The west side of a nearby fire is now secure and not posing a threat to the community: ENR

A photo of burned out forest near Fort Good Hope, N.W.T., shared by the Department of Environment and Natural Resources on Monday. (Submitted by ENR/GNWT)

Fire crews started leaving Fort Good Hope Monday.

The west side of a nearby fire is now secure and not posing a threat to the community, Amber Simpson, wildland fire prevention coordinator for Environment and Natural Resources (ENR), said Monday.

The community declared a local state of emergency almost two weeks ago. They will have to decide this week if they will re-declare the local state of emergency, according to the band office.

A fire started by lightning on July 3 is 20 kilometres east the community and was over 17,000 hectares as of Monday, according to ENR, but there is no longer an immediate threat.

"Local crews will continue with firesmart work for values protection," said Simpson.

Last week crews set up sprinklers by houses, removed fuels like dry plants, and launched a burnout operation on Fort Good Hope's winter road, approximately 10 kilometres east of the community.

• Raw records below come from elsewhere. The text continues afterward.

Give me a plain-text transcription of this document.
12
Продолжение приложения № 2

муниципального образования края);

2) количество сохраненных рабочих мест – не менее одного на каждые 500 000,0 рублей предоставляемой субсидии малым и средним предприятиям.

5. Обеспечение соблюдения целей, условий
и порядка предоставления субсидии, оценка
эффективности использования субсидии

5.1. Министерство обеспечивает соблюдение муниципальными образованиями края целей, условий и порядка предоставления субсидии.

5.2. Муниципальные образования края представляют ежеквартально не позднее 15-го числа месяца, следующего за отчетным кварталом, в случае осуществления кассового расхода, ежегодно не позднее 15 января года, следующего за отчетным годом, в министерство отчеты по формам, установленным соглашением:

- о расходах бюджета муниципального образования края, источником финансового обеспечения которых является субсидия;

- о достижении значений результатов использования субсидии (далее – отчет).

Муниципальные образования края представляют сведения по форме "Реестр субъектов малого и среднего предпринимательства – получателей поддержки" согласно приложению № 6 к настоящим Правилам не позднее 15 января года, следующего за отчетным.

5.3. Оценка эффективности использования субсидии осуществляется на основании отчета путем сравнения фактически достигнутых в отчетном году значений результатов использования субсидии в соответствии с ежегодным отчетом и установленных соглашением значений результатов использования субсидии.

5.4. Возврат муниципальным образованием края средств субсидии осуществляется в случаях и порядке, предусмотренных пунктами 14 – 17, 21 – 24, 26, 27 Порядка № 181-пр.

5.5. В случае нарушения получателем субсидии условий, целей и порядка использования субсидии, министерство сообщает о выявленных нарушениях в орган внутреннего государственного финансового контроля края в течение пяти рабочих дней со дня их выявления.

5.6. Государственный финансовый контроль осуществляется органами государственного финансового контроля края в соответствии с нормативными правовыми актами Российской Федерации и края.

Local smoke appears to have cleared in the community. Environment Canada is forecasting rain on Friday and Saturday.

Fire danger in the Sahtu

The Sahtu region has had 30 fires this year, and the fire danger rating remains high.

There is a fire burning 30 kilometres northeast of Colville Lake, where sprinklers are being set up near some cabins.

Yellowknife, though far from any serious fires, could see smoke blown in from surrounding fires.

"You'll likely experience drifting smoke from upwards of 1,000 kilometres away, even stuff from up in the Sahtu all the way down to the stuff in B.C.," said Richard Olsen, ENR's manager of fire operations. "Nothing we have forecast locally that's really going to bring in the thick heavy smoke and make breathing too much of a difficulty."

In all, 106 fires this year have affected over 114,000 hectares of land. Sixteen of those were caused by people. Thirty-nine new fires were started by lightning last week.

Forty-nine fire are being monitored for values protection while 50 have been declared out. There are six out of control fires and one under control.

  • Dehcho Region: 14 fires this year affecting 264 hectares.
  • South Slave Region: 20 fires this year affecting 9,273 hectares.
  • North Slave Region: 27 fires this year affecting 14,034 hectares.
  • Sahtu Region: 30 fires this year affecting 84,663 hectares.
  • Inuvik Region: 15 fires this year affecting 6,589 hectares.